Speaking on NPR’s Fresh Air, Mary Trump, who recently published the revealing book Too Much and Never Enough: How My Family Created the World’s Most Dangerous Man, said: “That’s why we’re in the horrible place we are, because it can’t admitting the weakness of being sick or that other people are sick. “
She spoke as the US President was criticized by doctors for unnecessarily exposing his staff and security team to the coronavirus by taking a car tour to greet supporters outside the Walter Reed Military Medical Center, where is being treated for the disease.
Mary Trump is suing the president and two of her brothers, claiming they swindled millions of dollars from her over several decades while being driven out of the family business.
On Sunday, Mary Trump said that both the president and her father, Fred Trump, believed the disease was “unacceptable.” “Which sounds incredibly cruel, but turns out to be true,” he said.
She recounted how this belief affected her grandmother, who had osteoporosis, saying that she would return from the hospital and need care and physical therapy, but that her grandfather, Fred Trump, “could not tolerate it. You know, I’d be in the room with her. And as soon as she started to show that she was in physical pain, he would say ‘everything is fine, right? Everything is great. ‘ And she would leave the room. “
When asked how the reaction to the illness was expressed, Mary Trump said the attitude was driven by the fact that her grandfather “was never ill. Forever.”

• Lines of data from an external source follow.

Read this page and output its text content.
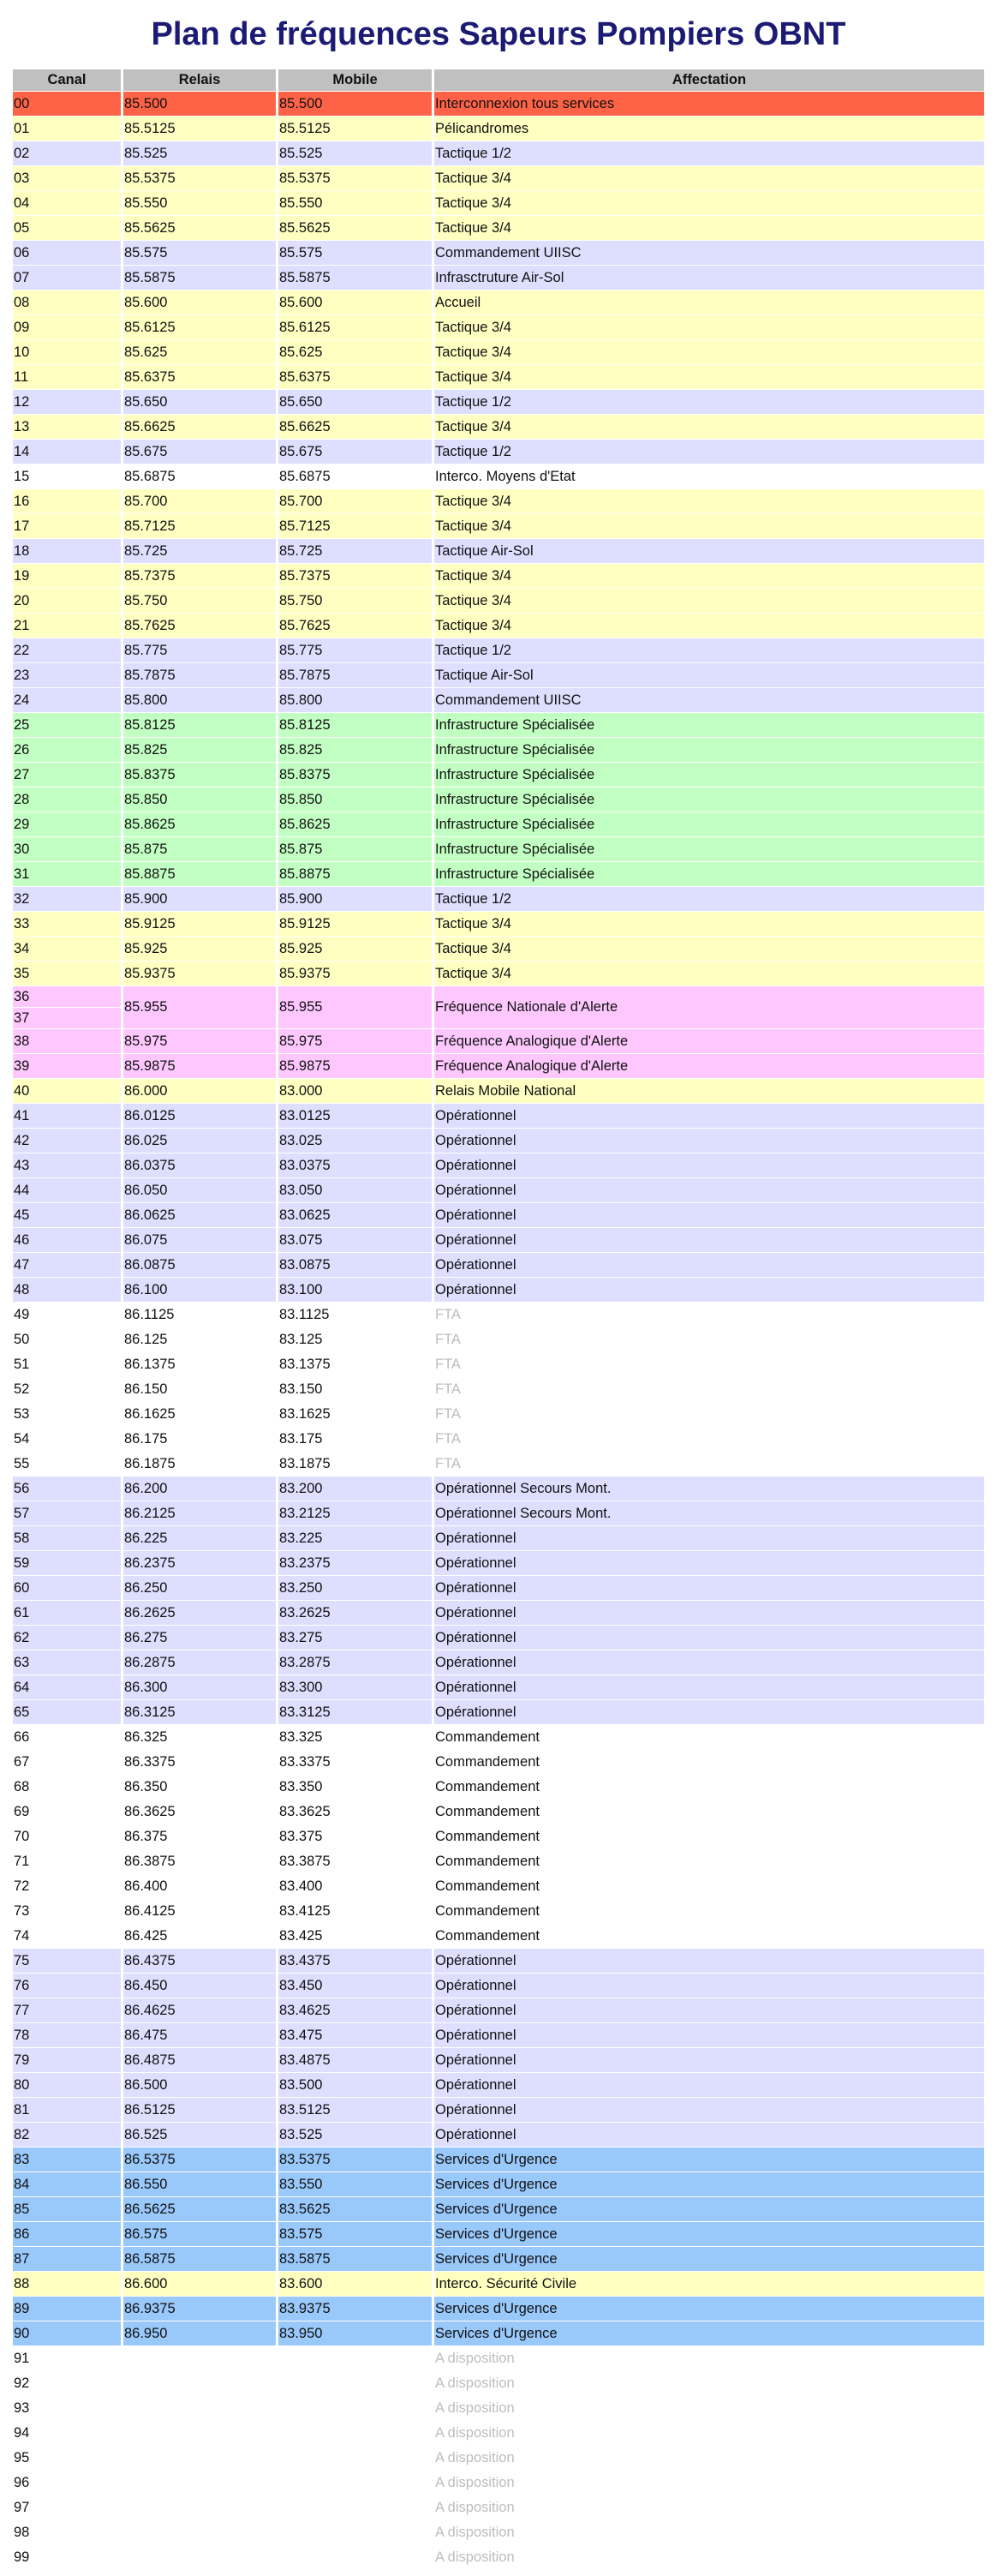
Plan de fréquences Sapeurs Pompiers OBNT
Canal	Relais	Mobile	Affectation
00	85.500	85.500	Interconnexion tous services
01	85.5125	85.5125	Pélicandromes
02	85.525	85.525	Tactique 1/2
03	85.5375	85.5375	Tactique 3/4
04	85.550	85.550	Tactique 3/4
05	85.5625	85.5625	Tactique 3/4
06	85.575	85.575	Commandement UIISC
07	85.5875	85.5875	Infrasctruture Air-Sol
08	85.600	85.600	Accueil
09	85.6125	85.6125	Tactique 3/4
10	85.625	85.625	Tactique 3/4
11	85.6375	85.6375	Tactique 3/4
12	85.650	85.650	Tactique 1/2
13	85.6625	85.6625	Tactique 3/4
14	85.675	85.675	Tactique 1/2
15	85.6875	85.6875	Interco. Moyens d'Etat
16	85.700	85.700	Tactique 3/4
17	85.7125	85.7125	Tactique 3/4
18	85.725	85.725	Tactique Air-Sol
19	85.7375	85.7375	Tactique 3/4
20	85.750	85.750	Tactique 3/4
21	85.7625	85.7625	Tactique 3/4
22	85.775	85.775	Tactique 1/2
23	85.7875	85.7875	Tactique Air-Sol
24	85.800	85.800	Commandement UIISC
25	85.8125	85.8125	Infrastructure Spécialisée
26	85.825	85.825	Infrastructure Spécialisée
27	85.8375	85.8375	Infrastructure Spécialisée
28	85.850	85.850	Infrastructure Spécialisée
29	85.8625	85.8625	Infrastructure Spécialisée
30	85.875	85.875	Infrastructure Spécialisée
31	85.8875	85.8875	Infrastructure Spécialisée
32	85.900	85.900	Tactique 1/2
33	85.9125	85.9125	Tactique 3/4
34	85.925	85.925	Tactique 3/4
35	85.9375	85.9375	Tactique 3/4
36	85.955	85.955	Fréquence Nationale d'Alerte
37			
38	85.975	85.975	Fréquence Analogique d'Alerte
39	85.9875	85.9875	Fréquence Analogique d'Alerte
40	86.000	83.000	Relais Mobile National
41	86.0125	83.0125	Opérationnel
42	86.025	83.025	Opérationnel
43	86.0375	83.0375	Opérationnel
44	86.050	83.050	Opérationnel
45	86.0625	83.0625	Opérationnel
46	86.075	83.075	Opérationnel
47	86.0875	83.0875	Opérationnel
48	86.100	83.100	Opérationnel
49	86.1125	83.1125	FTA
50	86.125	83.125	FTA
51	86.1375	83.1375	FTA
52	86.150	83.150	FTA
53	86.1625	83.1625	FTA
54	86.175	83.175	FTA
55	86.1875	83.1875	FTA
56	86.200	83.200	Opérationnel Secours Mont.
57	86.2125	83.2125	Opérationnel Secours Mont.
58	86.225	83.225	Opérationnel
59	86.2375	83.2375	Opérationnel
60	86.250	83.250	Opérationnel
61	86.2625	83.2625	Opérationnel
62	86.275	83.275	Opérationnel
63	86.2875	83.2875	Opérationnel
64	86.300	83.300	Opérationnel
65	86.3125	83.3125	Opérationnel
66	86.325	83.325	Commandement
67	86.3375	83.3375	Commandement
68	86.350	83.350	Commandement
69	86.3625	83.3625	Commandement
70	86.375	83.375	Commandement
71	86.3875	83.3875	Commandement
72	86.400	83.400	Commandement
73	86.4125	83.4125	Commandement
74	86.425	83.425	Commandement
75	86.4375	83.4375	Opérationnel
76	86.450	83.450	Opérationnel
77	86.4625	83.4625	Opérationnel
78	86.475	83.475	Opérationnel
79	86.4875	83.4875	Opérationnel
80	86.500	83.500	Opérationnel
81	86.5125	83.5125	Opérationnel
82	86.525	83.525	Opérationnel
83	86.5375	83.5375	Services d'Urgence
84	86.550	83.550	Services d'Urgence
85	86.5625	83.5625	Services d'Urgence
86	86.575	83.575	Services d'Urgence
87	86.5875	83.5875	Services d'Urgence
88	86.600	83.600	Interco. Sécurité Civile
89	86.9375	83.9375	Services d'Urgence
90	86.950	83.950	Services d'Urgence
91			A disposition
92			A disposition
93			A disposition
94			A disposition
95			A disposition
96			A disposition
97			A disposition
98			A disposition
99			A disposition
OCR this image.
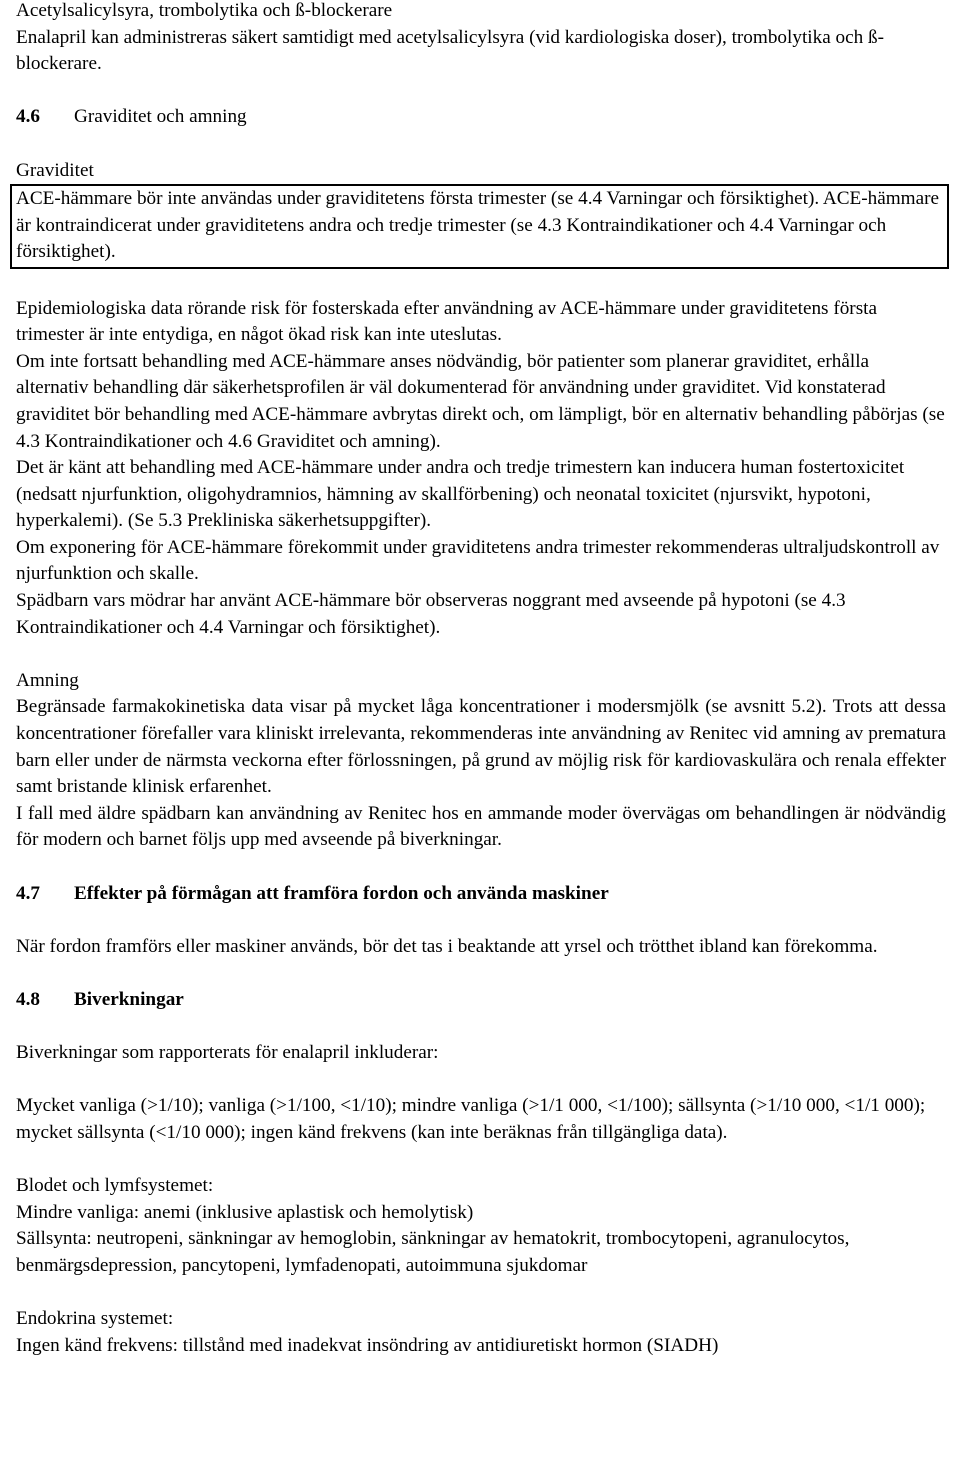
Acetylsalicylsyra, trombolytika och ß-blockerare

Enalapril kan administreras säkert samtidigt med acetylsalicylsyra (vid kardiologiska doser), trombolytika och ß-blockerare.

4.6 Graviditet och amning

Graviditet

ACE-hämmare bör inte användas under graviditetens första trimester (se 4.4 Varningar och försiktighet). ACE-hämmare är kontraindicerat under graviditetens andra och tredje trimester (se 4.3 Kontraindikationer och 4.4 Varningar och försiktighet).

Epidemiologiska data rörande risk för fosterskada efter användning av ACE-hämmare under graviditetens första trimester är inte entydiga, en något ökad risk kan inte uteslutas.

Om inte fortsatt behandling med ACE-hämmare anses nödvändig, bör patienter som planerar graviditet, erhålla alternativ behandling där säkerhetsprofilen är väl dokumenterad för användning under graviditet. Vid konstaterad graviditet bör behandling med ACE-hämmare avbrytas direkt och, om lämpligt, bör en alternativ behandling påbörjas (se 4.3 Kontraindikationer och 4.6 Graviditet och amning).

Det är känt att behandling med ACE-hämmare under andra och tredje trimestern kan inducera human fostertoxicitet (nedsatt njurfunktion, oligohydramnios, hämning av skallförbening) och neonatal toxicitet (njursvikt, hypotoni, hyperkalemi). (Se 5.3 Prekliniska säkerhetsuppgifter).

Om exponering för ACE-hämmare förekommit under graviditetens andra trimester rekommenderas ultraljudskontroll av njurfunktion och skalle.

Spädbarn vars mödrar har använt ACE-hämmare bör observeras noggrant med avseende på hypotoni (se 4.3 Kontraindikationer och 4.4 Varningar och försiktighet).

Amning

Begränsade farmakokinetiska data visar på mycket låga koncentrationer i modersmjölk (se avsnitt 5.2). Trots att dessa koncentrationer förefaller vara kliniskt irrelevanta, rekommenderas inte användning av Renitec vid amning av prematura barn eller under de närmsta veckorna efter förlossningen, på grund av möjlig risk för kardiovaskulära och renala effekter samt bristande klinisk erfarenhet.

I fall med äldre spädbarn kan användning av Renitec hos en ammande moder övervägas om behandlingen är nödvändig för modern och barnet följs upp med avseende på biverkningar.

4.7 Effekter på förmågan att framföra fordon och använda maskiner

När fordon framförs eller maskiner används, bör det tas i beaktande att yrsel och trötthet ibland kan förekomma.

4.8 Biverkningar

Biverkningar som rapporterats för enalapril inkluderar:

Mycket vanliga (>1/10); vanliga (>1/100, <1/10); mindre vanliga (>1/1 000, <1/100); sällsynta (>1/10 000, <1/1 000); mycket sällsynta (<1/10 000); ingen känd frekvens (kan inte beräknas från tillgängliga data).

Blodet och lymfsystemet:

Mindre vanliga: anemi (inklusive aplastisk och hemolytisk)

Sällsynta: neutropeni, sänkningar av hemoglobin, sänkningar av hematokrit, trombocytopeni, agranulocytos, benmärgsdepression, pancytopeni, lymfadenopati, autoimmuna sjukdomar

Endokrina systemet:

Ingen känd frekvens: tillstånd med inadekvat insöndring av antidiuretiskt hormon (SIADH)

Fred Trump’s adherence to the philosophies of Norman Vincent Peale, an American minister and motivational speaker who was close to the Trump family and officiated at Trump’s first marriage, was taken to “such an extreme level that it was toxic because it left no room for the expressions”. of what he considered negativity of any kind, you know, sadness, despair, being physically ill, “said Mary Trump.
Friedrich Trump, Mary Trump’s great-grandfather and the president’s grandfather, died of Spanish flu in the 1918 pandemic, something Mary Trump said her uncle “seems to have forgotten.”